Investigators conducted more than 430 interviews and reviewed more than 3.5 million emails and other documents.

Freeh said his team tired to adhere to the original mandate given to it by the Penn State Board "to investigate this matter fully, fairly, and completely, without fear or favor."

"We have shown no favoritism toward any of the parties, including the Board of Trustees itself, our client," said Freeh.

The investigation went beyond the February 2001 incident. "The evidence shows that these four men also knew about a 1998 criminal investigation of Sandusky relating to suspected sexual misconduct with a young boy in a Penn State football locker room shower. Again, they showed no concern about that victim," said Freeh.

The former U.S. District Judge said Paterno could have alerted the entire football staff and the board about the incident to make sure it would not happen again.

"In short, nothing was done and Sandusky was allowed to continue with impunity," said Freeh.

The report finds what Freeh called a callous and shocking disregard for child victims. Freeh did give some praise to Paterno for saying, "With the benefit of hindsight, I wish I had done more."

Freeh's criticism of the Penn State power structure does not stop with the football team. "In this matter, the Board — despite its duties of care and oversight of the University and its Officers — failed to create an environment which held the University's most senior leaders accountable to it," said Freeh.

The report blasts Spanier for resisting the board's attempts to be more transparent. It goes on to say the board failed in its duty to make reasonable inquiry into these serious matters and to demand action by the president. "From 1998-2011, Penn State's 'Tone at the Top' for transparency, compliance, police reporting and child protection was completely wrong, as shown by the inaction and concealment on the part of its most senior leaders, and followed by those at the bottom of the University's pyramid of power," said Freeh.

The report made 14 preliminary recommendations in January, almost all of which Freeh said have been implemented. The report also includes 119 other recommendations. "One of the most important of our recommendations is for Penn State itself to study, evaluate and make any needed additional changes. The goal should be to create a more open and compliant culture, which protects children and not adults who abuse them," said Freeh.

Freeh said the investigators' work is over, but he and his team will be available to the Board of Trustees for any further questions.

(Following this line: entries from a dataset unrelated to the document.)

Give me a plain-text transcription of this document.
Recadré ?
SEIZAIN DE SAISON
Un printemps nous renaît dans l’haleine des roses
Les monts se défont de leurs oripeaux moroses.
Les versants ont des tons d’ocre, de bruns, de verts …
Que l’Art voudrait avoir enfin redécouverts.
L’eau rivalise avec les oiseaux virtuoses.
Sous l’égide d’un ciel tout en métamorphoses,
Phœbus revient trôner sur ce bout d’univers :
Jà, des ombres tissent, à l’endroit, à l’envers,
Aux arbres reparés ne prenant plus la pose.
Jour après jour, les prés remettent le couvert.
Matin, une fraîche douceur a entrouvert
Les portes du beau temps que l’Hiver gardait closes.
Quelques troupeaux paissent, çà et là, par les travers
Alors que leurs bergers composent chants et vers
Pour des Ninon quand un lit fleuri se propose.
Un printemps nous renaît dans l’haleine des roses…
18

Freeh concluded his presentation with the following words:

"It is critical that Old Main, the Board and the Penn State community never forget these failures and commit themselves to strengthening an open, compliant and victim-sensitive environment, where everyone has the duty to 'blow the whistle' on anyone who breaks this trust, no matter how powerful or prominent they may appear to be."

Governor Tom Corbett was state Attorney General and convened the grand jury in 2009 to investigate the allegations that led to the Sandusky trial, charges against Schulz and Curley, and ultimately the Freeh investigation

"There are monsters among us; people who will hurt children for their own sexual gratification" Corbett said. "Every university, school, business and individual has an obligation to follow up and report such cases."

Corbett said he will work with Penn State administrators and trustees to implement Freeh's recommendations.

"This case is of such significance that I hope people will learn from it, and we will see that the failure to protect children does not happen again," said Corbett.